Josiah is a week old today. He did not like his first sponge bath. He is a handsome sleepy little man. But when he is awake he is takes the world in with alertness and softness. I like him a lot. He eats 2-3 hours around the clock, though at night sometimes he will do 3.5 hours. I long for the day when he will sleep through the night.
Avi is handling the new little brother well. She calls him “I-ah” and always tells him “hi” with great amounts of exuberance. She also likes to kiss him (i.e., try to crawl up on, or tackle without grace while extending pouting lips). Yet, she has also been very whinny and more tandtrumish. There is an aspect of jealousy for her mommy and daddy. Actually, she is probably getting more attention in general, though, with both of us at home, and daddy having to take care of her more when I am with “I-ah.”

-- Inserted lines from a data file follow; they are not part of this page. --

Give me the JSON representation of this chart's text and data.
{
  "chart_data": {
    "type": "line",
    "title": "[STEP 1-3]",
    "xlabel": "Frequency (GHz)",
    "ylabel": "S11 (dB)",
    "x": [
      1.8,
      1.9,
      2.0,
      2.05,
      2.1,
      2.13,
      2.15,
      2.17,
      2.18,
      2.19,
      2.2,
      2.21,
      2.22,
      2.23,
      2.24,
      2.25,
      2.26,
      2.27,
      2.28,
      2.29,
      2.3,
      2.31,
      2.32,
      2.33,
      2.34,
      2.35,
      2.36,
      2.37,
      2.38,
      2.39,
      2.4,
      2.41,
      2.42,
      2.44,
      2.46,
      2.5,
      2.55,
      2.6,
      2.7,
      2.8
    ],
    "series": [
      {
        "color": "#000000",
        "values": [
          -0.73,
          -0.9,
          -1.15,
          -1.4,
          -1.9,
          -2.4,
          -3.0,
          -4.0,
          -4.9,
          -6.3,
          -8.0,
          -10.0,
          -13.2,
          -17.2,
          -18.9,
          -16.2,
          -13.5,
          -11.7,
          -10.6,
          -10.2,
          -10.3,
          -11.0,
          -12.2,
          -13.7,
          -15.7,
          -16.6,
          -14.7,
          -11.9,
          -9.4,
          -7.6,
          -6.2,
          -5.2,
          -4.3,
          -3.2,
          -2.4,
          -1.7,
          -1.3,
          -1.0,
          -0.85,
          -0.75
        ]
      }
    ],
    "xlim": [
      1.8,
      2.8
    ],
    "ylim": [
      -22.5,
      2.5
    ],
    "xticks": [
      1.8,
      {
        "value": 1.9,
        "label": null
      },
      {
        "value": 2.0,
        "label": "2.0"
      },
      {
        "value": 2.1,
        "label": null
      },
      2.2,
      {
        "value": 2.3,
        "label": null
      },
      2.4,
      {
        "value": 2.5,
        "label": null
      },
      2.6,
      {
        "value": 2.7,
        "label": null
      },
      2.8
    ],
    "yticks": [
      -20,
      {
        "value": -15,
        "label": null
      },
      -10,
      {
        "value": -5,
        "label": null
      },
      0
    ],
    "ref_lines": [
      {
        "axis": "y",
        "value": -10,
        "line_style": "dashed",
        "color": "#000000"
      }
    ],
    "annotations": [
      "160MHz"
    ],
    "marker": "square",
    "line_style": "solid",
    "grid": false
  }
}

I am healing great, though I have been having alot of neck and back pain and its also difficult to walk or climb stairs. My milk is starting to settle into normalcy, and in general, my body is adjusting much better with this second baby. Josh has been having to stay home, in large part, mainly to help me carry Avi as I can’t carry her or Josiah in his carrier. Hopefully my body will continue healing well this week, and I’ll start to know how to handle two kids plus the household well enough so that He can go back to working at work.
Emotionally, I haven’t been as “well.” I was crying every five minutes by day three. Thankfully, the minutes between tears has been growing exponentially, and I do believe I haven’t even cried one time today. So far. Thankfully Josh seems to have decided its one of his main goals to help me see the light at the end of the tunnel, and I think I am starting to. We WILL adjust, and we WILL survive, even thrive with two kids! In a few months I’ll surely be so ecstatic about how well we are doing that I’ll want to become pregnant again, asap! Okay, maybe that last one is more like the light of a train coming to smash me at the end of the tunnel than just the glow of the happy sun. But generally, I think my eyes are starting to focus more on the joy of this life-change as opposed to sleep deprivation and how overwhelming everything feels. Anyways, surely I’ll forget that “we WILL adjust” in a couple minutes and start crying again, but hey, its a process.